Hector et sa femme Delcy glissent justement quelques billets verts à leur marchand de légumes. Mais ils assurent ne pas tout payer en dollars : « Ça dépend du taux de change que propose le commerçant. Parfois il est bon et ça vaut le coup, parfois non. Désormais, il y a des supermarchés où, à la caisse, ils n’acceptent que des dollars ou des euros. »

Ce qui les étonne, c’est la quantité de devises qu’on trouve dans la rue. Eux reçoivent des dollars de leur fille qui vit à l’étranger, mais ce sont des quantités très limitées : « Ce qui se dit, c’est que des gens liés au gouvernement font entrer beaucoup de dollars en liquide. »

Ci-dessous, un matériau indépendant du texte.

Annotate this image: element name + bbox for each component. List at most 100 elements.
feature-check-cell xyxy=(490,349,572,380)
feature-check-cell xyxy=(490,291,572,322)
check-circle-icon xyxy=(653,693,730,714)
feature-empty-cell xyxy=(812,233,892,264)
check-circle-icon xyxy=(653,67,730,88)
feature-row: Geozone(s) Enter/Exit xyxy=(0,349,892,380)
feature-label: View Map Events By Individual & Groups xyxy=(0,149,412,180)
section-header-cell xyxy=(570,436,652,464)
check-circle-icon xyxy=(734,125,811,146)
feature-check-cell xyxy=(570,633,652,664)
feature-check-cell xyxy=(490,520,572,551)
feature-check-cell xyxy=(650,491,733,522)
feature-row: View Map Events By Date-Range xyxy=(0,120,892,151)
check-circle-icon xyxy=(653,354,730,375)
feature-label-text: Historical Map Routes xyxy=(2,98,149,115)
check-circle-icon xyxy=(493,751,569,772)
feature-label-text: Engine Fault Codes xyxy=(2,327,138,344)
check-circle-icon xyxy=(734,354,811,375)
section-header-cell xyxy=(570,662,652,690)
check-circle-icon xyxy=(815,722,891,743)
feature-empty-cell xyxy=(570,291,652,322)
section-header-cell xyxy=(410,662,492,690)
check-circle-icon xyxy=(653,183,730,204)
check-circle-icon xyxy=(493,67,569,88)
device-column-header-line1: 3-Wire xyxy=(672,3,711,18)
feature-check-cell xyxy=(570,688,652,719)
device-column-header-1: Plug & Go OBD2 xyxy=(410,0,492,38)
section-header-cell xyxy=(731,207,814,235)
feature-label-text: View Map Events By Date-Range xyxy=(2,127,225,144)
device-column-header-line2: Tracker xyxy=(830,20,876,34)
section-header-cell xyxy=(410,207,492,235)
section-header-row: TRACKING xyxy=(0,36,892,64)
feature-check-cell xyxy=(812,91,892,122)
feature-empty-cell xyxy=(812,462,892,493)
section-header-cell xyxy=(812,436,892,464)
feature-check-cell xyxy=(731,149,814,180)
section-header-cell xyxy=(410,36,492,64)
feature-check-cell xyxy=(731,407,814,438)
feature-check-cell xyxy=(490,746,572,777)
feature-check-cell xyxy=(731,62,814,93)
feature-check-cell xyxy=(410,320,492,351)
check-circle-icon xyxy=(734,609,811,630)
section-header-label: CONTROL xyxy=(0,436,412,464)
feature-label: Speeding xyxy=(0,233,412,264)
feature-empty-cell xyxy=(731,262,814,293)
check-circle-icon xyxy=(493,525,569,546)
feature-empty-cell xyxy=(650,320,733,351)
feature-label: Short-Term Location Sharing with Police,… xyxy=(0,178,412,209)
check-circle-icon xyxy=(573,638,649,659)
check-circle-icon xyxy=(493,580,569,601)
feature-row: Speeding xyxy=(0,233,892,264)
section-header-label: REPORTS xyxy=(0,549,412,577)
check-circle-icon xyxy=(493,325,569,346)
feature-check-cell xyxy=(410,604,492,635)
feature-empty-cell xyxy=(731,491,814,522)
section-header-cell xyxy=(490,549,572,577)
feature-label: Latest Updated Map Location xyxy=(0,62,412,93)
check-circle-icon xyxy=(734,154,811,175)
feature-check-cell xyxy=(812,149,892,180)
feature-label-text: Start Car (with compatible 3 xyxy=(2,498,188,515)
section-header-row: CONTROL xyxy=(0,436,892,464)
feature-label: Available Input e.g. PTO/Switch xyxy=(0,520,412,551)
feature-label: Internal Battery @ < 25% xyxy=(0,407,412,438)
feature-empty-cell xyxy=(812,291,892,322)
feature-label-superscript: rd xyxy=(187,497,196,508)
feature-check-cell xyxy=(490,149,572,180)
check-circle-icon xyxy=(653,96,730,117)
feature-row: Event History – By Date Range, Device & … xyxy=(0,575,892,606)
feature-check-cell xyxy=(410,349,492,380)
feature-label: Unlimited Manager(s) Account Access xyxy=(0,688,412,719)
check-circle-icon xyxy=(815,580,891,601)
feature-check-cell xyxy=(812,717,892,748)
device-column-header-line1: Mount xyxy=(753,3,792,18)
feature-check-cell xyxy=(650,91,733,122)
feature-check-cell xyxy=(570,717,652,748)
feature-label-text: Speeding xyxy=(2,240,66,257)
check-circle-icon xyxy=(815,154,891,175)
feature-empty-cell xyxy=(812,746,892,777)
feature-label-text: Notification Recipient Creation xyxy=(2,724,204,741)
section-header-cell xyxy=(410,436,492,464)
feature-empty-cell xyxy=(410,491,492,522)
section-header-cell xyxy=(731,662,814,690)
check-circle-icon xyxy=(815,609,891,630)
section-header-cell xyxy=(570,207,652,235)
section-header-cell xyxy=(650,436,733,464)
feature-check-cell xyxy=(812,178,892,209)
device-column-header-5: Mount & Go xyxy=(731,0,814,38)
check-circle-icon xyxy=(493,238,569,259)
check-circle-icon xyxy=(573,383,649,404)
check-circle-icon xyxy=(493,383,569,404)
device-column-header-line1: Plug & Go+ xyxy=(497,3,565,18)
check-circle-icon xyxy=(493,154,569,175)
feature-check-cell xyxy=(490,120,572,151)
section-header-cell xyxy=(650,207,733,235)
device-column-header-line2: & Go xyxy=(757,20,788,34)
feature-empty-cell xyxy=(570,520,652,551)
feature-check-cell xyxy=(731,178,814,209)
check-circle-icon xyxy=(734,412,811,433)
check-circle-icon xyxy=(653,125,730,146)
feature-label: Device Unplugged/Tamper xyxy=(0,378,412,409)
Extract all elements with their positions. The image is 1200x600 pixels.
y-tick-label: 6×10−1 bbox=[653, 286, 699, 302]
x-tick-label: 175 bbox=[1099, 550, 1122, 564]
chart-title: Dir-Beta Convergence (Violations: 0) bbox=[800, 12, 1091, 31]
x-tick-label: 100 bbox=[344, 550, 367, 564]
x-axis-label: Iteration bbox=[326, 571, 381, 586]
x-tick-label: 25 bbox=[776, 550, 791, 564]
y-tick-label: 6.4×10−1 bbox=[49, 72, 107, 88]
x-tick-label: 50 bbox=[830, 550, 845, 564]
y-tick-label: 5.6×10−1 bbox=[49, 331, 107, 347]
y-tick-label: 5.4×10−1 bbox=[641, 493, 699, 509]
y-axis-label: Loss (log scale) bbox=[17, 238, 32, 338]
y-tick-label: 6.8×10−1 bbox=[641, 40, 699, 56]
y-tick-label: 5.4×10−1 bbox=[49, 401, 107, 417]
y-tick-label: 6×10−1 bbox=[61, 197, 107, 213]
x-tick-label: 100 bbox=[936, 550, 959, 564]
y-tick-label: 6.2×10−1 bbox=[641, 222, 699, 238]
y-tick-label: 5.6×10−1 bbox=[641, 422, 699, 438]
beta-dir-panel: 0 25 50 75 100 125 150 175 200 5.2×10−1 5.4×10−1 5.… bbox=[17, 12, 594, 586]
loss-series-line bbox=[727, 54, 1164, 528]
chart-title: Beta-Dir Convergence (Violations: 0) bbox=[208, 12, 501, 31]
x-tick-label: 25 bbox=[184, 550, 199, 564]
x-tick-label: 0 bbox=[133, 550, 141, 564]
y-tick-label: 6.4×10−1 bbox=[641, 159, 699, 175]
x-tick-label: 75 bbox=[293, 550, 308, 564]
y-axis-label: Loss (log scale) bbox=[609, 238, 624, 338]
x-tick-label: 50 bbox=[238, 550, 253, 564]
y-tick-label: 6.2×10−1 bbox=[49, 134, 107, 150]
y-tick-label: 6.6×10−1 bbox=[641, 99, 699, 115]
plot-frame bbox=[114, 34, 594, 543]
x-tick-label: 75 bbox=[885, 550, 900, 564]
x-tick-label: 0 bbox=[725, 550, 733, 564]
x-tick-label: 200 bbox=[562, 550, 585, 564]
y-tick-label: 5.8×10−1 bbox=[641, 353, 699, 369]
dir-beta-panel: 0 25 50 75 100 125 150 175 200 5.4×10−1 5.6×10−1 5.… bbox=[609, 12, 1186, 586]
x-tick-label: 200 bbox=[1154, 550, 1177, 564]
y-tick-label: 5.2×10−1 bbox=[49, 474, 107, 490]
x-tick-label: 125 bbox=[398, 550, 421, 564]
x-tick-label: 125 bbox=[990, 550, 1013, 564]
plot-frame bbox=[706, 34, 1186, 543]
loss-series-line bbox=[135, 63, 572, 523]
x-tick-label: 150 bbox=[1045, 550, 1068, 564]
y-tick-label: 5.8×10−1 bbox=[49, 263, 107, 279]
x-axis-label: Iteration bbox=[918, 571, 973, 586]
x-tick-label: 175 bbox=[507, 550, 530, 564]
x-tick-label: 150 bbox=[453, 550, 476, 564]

Difficile de savoir, mais une chose est sûre pour Adrian, le marchand de légumes, les bolivars sont en train de disparaître : « S’ils peuvent, les gens préfèrent avoir des dollars plutôt que des bolivars parce que cette monnaie n’est pas touchée par l’inflation, ses prix restent stables. »

Ce n’est pas totalement vrai : selon Ecoanalitica, les prix en dollars ont été multipliés par cinq depuis janvier. C’est paradoxal, mais le billet vert est tellement recherché que sa valeur augmente, et la tendance n’est pas prête de s’inverser.